Los débiles siempre nos dejamos impresionar por los fuertes. Me refiero a los fuertes, no porque no sientan, sino porque saben ser dignos de su dolor. Como los japoneses.
Porque lo que ha pasado en Japón estos días se llevaría por delante el trabajo y el esfuerzo de cualquier otro país de la tierra. Arruinaría las esperanzas de generaciones enteras. Abriría un después en la historia trágica de cualquier otro pueblo, y los lamentos implorando ayuda coparían las portadas de los diarios del mundo entero.
Pero los japoneses no son así. Sufren igual, sí, pero dignifican su sufrimiento y ennoblecen al ser humano. Porque la verdadera medida del valor de los hombres puede variar de la noche a la mañana. Basta una sacudida de la tierra para avenirnos o no a realizar las proezas que nos exige la vida.
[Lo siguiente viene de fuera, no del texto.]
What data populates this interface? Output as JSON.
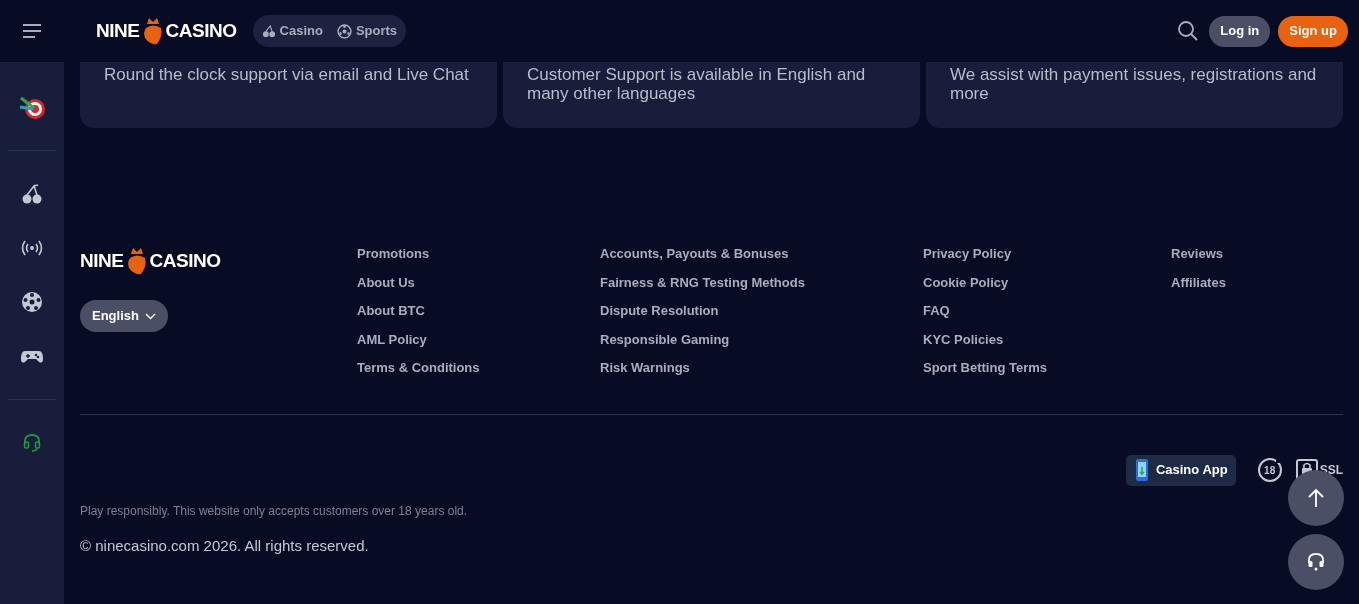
{
  "header": {
    "logo": {
      "left": "NINE",
      "right": "CASINO"
    },
    "nav": [
      {
        "label": "Casino",
        "kind": "casino"
      },
      {
        "label": "Sports",
        "kind": "sports"
      }
    ],
    "login": "Log in",
    "signup": "Sign up"
  },
  "sidebar": {
    "items": [
      {
        "kind": "darts"
      },
      {
        "kind": "divider"
      },
      {
        "kind": "cherry"
      },
      {
        "kind": "live"
      },
      {
        "kind": "soccer"
      },
      {
        "kind": "gamepad"
      },
      {
        "kind": "divider"
      },
      {
        "kind": "support"
      }
    ]
  },
  "cards": [
    "Round the clock support via email and Live Chat",
    "Customer Support is available in English and many other languages",
    "We assist with payment issues, registrations and more"
  ],
  "footer": {
    "logo": {
      "left": "NINE",
      "right": "CASINO"
    },
    "language": "English",
    "link_columns": [
      [
        "Promotions",
        "About Us",
        "About BTC",
        "AML Policy",
        "Terms & Conditions"
      ],
      [
        "Accounts, Payouts & Bonuses",
        "Fairness & RNG Testing Methods",
        "Dispute Resolution",
        "Responsible Gaming",
        "Risk Warnings"
      ],
      [
        "Privacy Policy",
        "Cookie Policy",
        "FAQ",
        "KYC Policies",
        "Sport Betting Terms"
      ],
      [
        "Reviews",
        "Affiliates"
      ]
    ],
    "app_badge": "Casino App",
    "age_badge": "18",
    "ssl": "SSL",
    "disclaimer": "Play responsibly. This website only accepts customers over 18 years old.",
    "copyright": "© ninecasino.com 2026. All rights reserved."
  }
}
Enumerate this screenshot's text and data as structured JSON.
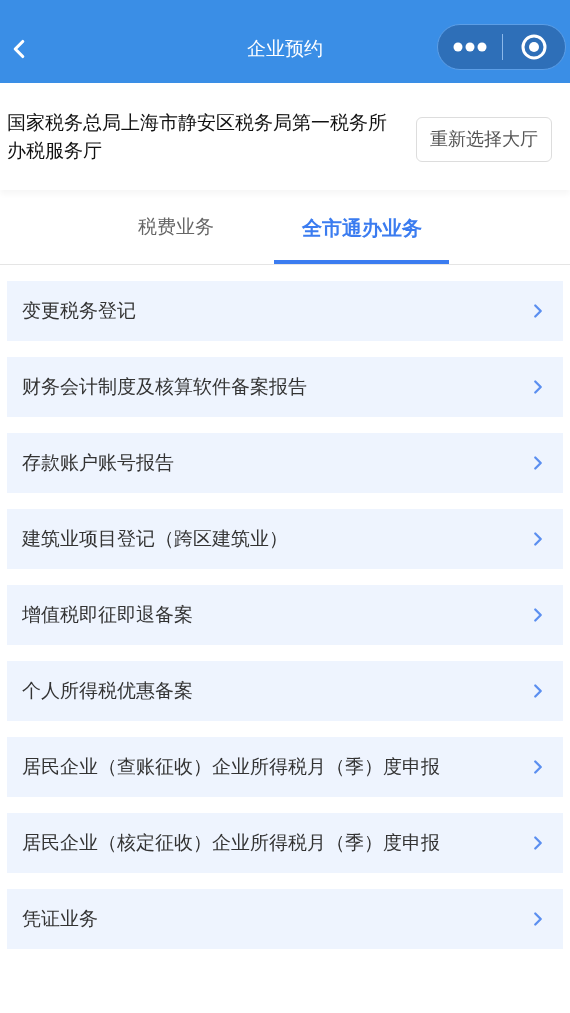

Y, justo al día siguiente del día D, ningún japonés se escondía ya en el pasado, sino que buscaba entre los escombros lo aprovechable. Y no es éste un procedimiento ensayado para volver a ser felices, sino para intentar nacer de nuevo, porque el nipón no ve la solución de los problemas distanciándose de ellos, sino enfrentándolos con esfuerzo.
Japón saldrá de ésta. Seguro. Nos volverán a demostrar que la mejor manera de afrontar la desgracia es desafiándola. Reservando las fuerzas no para maldecir el destino, sino para el duro trabajo que les viene encima.
Toda ayuda exterior es poca, pero sus verdaderas armas son sus propios medios y, por encima de todo, su sentido de sociedad y de pueblo unido.
Y yo les compadezco y me apeno por ellos, pero también les miro y no dejo de admirarles.